Utiliser Shakespeare pour éloigner la Chine de son propre passé et la projeter dans un futur différent, tel était en partie le message de Xi lors de son discours au Parlement en 2015, lorsque celui-ci mentionnait le danger que représentait la tentation de se procurer un ouvrage de Shakespeare pendant la Révolution culturelle :

« Alors que je n’avais que seize ans, je quittai Beijing pour un petit village du Nord-Ouest de la Chine, afin de vivre une vie de paysan pendant sept ans. À cette époque, je recherchais avidement des œuvres de Shakespeare.

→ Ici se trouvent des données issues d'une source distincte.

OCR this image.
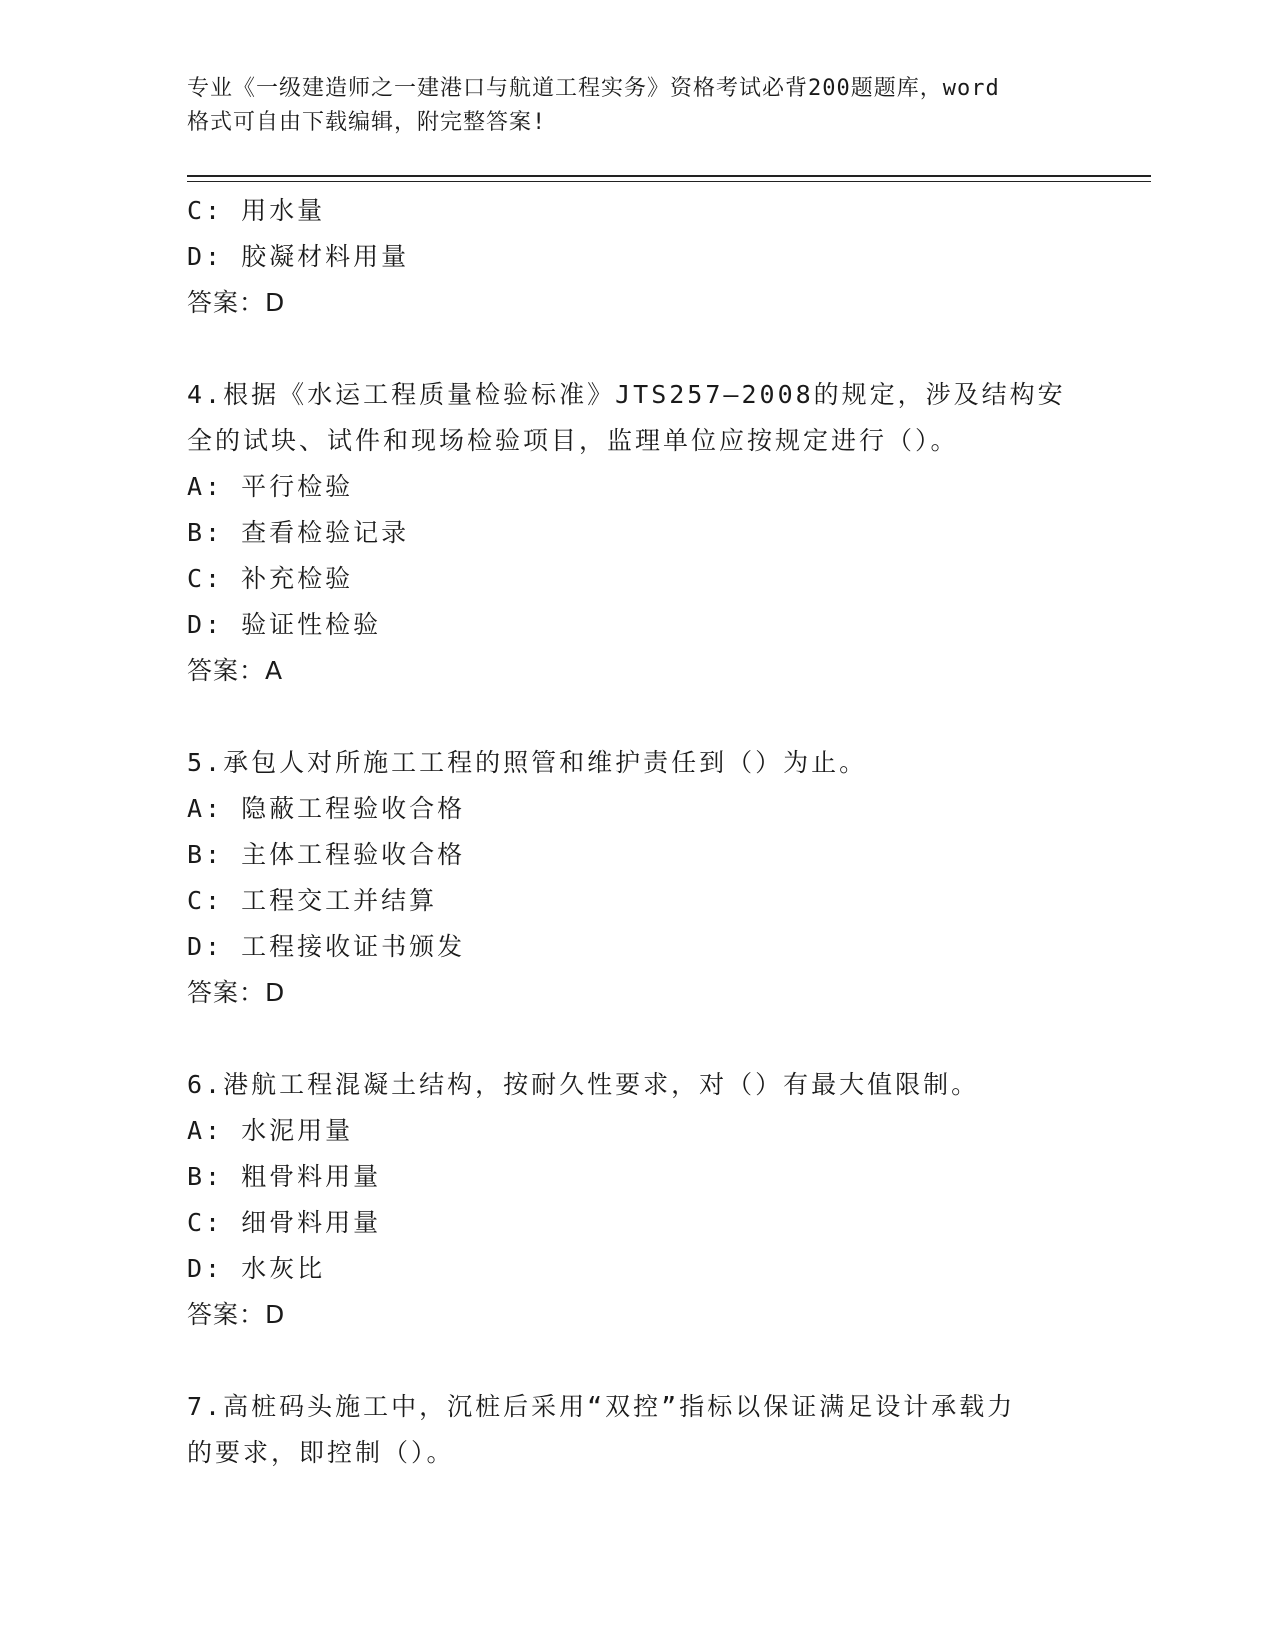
专业《一级建造师之一建港口与航道工程实务》资格考试必背200题题库，word
格式可自由下载编辑，附完整答案!
C: 用水量
D: 胶凝材料用量
答案：D
4.根据《水运工程质量检验标准》JTS257—2008的规定，涉及结构安
全的试块、试件和现场检验项目，监理单位应按规定进行（）。
A: 平行检验
B: 查看检验记录
C: 补充检验
D: 验证性检验
答案：A
5.承包人对所施工工程的照管和维护责任到（）为止。
A: 隐蔽工程验收合格
B: 主体工程验收合格
C: 工程交工并结算
D: 工程接收证书颁发
答案：D
6.港航工程混凝土结构，按耐久性要求，对（）有最大值限制。
A: 水泥用量
B: 粗骨料用量
C: 细骨料用量
D: 水灰比
答案：D
7.高桩码头施工中，沉桩后采用“双控”指标以保证满足设计承载力
的要求，即控制（）。
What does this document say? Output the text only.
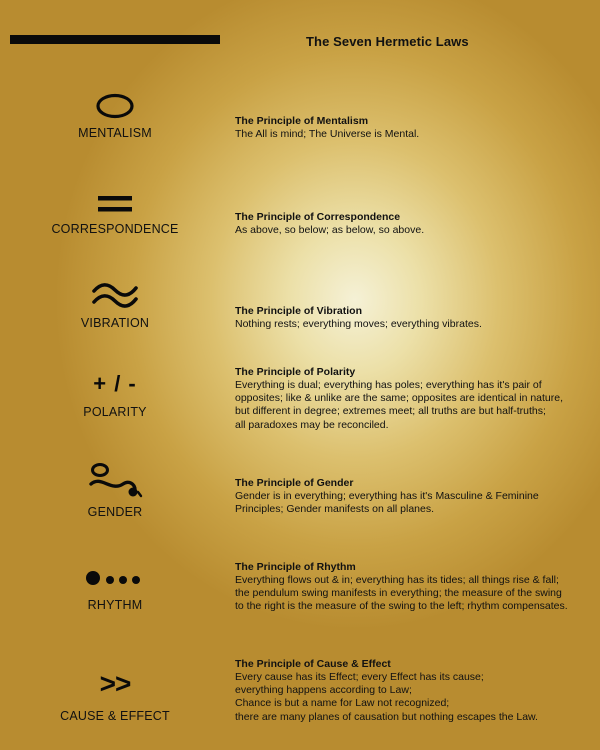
The Seven Hermetic Laws
MENTALISM
The Principle of Mentalism
The All is mind; The Universe is Mental.
CORRESPONDENCE
The Principle of Correspondence
As above, so below; as below, so above.
VIBRATION
The Principle of Vibration
Nothing rests; everything moves; everything vibrates.
+ / -
POLARITY
The Principle of Polarity
Everything is dual; everything has poles; everything has it's pair of
opposites; like & unlike are the same; opposites are identical in nature,
but different in degree; extremes meet; all truths are but half-truths;
all paradoxes may be reconciled.
GENDER
The Principle of Gender
Gender is in everything; everything has it's Masculine & Feminine
Principles; Gender manifests on all planes.
RHYTHM
The Principle of Rhythm
Everything flows out & in; everything has its tides; all things rise & fall;
the pendulum swing manifests in everything; the measure of the swing
to the right is the measure of the swing to the left; rhythm compensates.
>>
CAUSE & EFFECT
The Principle of Cause & Effect
Every cause has its Effect; every Effect has its cause;
everything happens according to Law;
Chance is but a name for Law not recognized;
there are many planes of causation but nothing escapes the Law.
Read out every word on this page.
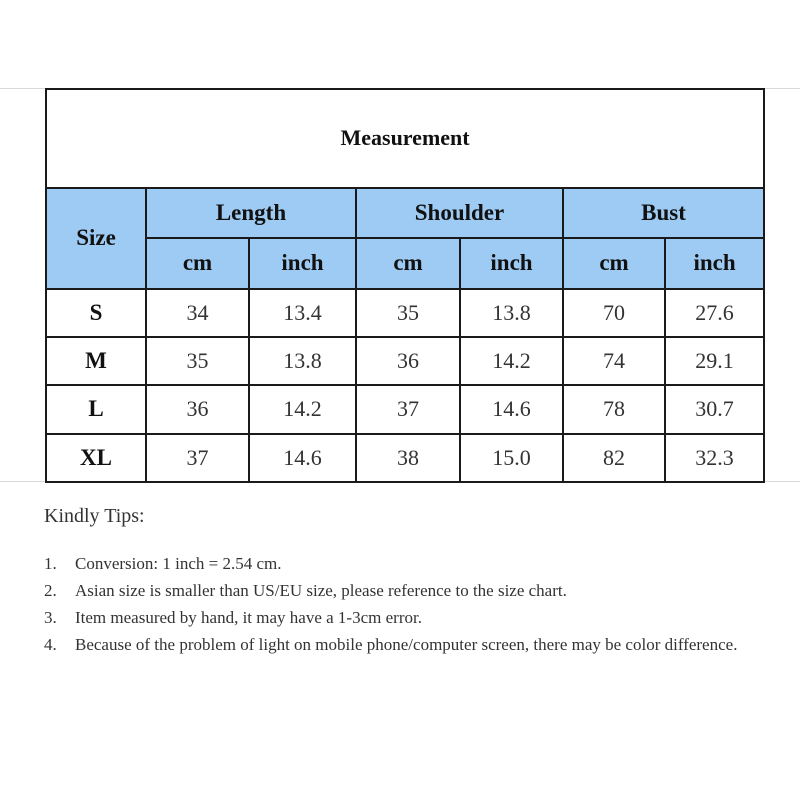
Measurement						
Size	Length		Shoulder		Bust	
	cm	inch	cm	inch	cm	inch
S	34	13.4	35	13.8	70	27.6
M	35	13.8	36	14.2	74	29.1
L	36	14.2	37	14.6	78	30.7
XL	37	14.6	38	15.0	82	32.3
Kindly Tips:
1. Conversion: 1 inch = 2.54 cm.
2. Asian size is smaller than US/EU size, please reference to the size chart.
3. Item measured by hand, it may have a 1-3cm error.
4. Because of the problem of light on mobile phone/computer screen, there may be color difference.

Je lus Le Songe d’une nuit d’été, Le Marchand de Venise, La Nuit des rois, Roméo et Juliette, Hamlet, Othello, Le Roi Lear, Macbeth. »

En 1943, Mao citait l’idée de Lénine selon laquelle la littérature était « l’écrou dans la machine, […] certes incomparable aux autres en importance, en urgence ou en priorité, mais […] néanmoins indispensable au tout ».11 Shakespeare, qui représente pour l’héritage chinois l’affirmation d’une position dans le monde, l’usage de fonds occidentaux pour le développement intérieur, la traduction de la culture chinoise en des termes occidentaux et la place privilégiée de la Chine dans un système de lutte des classes globale, fournit à Xi Jinping ce que la littérature révolutionnaire et prolétarienne fournissait à Lénine et Mao – un nouvel écrou pour une nouvelle machine, cette fois-ci mondiale.

Sources
  1. Murray J. Levith, Shakespeare in China, Londres, Continuum, 2004, p. 3. Les sources citées dans cet article proviennent largement de l’ouvrage de Levith.
  2. Cité par Zhang Xiaoyang, Shakespeare in China : A Comparative Study of Two Traditions and Cultures, Newark, University of Delaware Press, 1996, p. 101-102.
  3. Jonathan Spence, The Search for Modern China, New York, Norton, 1990, p. 284, p. 790.
  4. Zhang Xiaoyang, Shakespeare in China : A Comparative Study of Two Traditions and Cultures, Newark, University of Delaware Press, 1996, p. 221-222.
  5. John C.H. Wu, “Shakespeare as a Taoist”, T’ien Hsia Monthly, n°3 (1936), p. 116-136.
  6. Meng Xianqiang, A Historical Survey of Shakespeare in China, trad. Mason Y.H. Wang et Murray J. Levith, Changchun, Shakespeare Research Centre of Northeast Normal University, 1996, p. 82-101.
  7. Cité par Robert Guillain, When China Wakes, New York, Wlaker, 1965, p. 237.
  8. Cité par Michael Schoenhols (éd.), China’s Cultural Revolution, 1966-1969 : Not A Dinner Party, Armonk NY, M.E. Sharpe, 1996, p. 269.
  9. Cao Yu, “Learn From Shakespeare”, People’s Daily, 5 avril 1983.
  10. Cité par Fan Shen, “Shakespeare in China : The Merchant of Venice”. Asian Theatre Journal, 5/1 (1988), p. 23-37.
  11. Mao Zedong, “Talks at the Yan’an Conference on Literature and Art”, trad. Bonnie S. McDougall, Michigan Papers in Chinese Studies.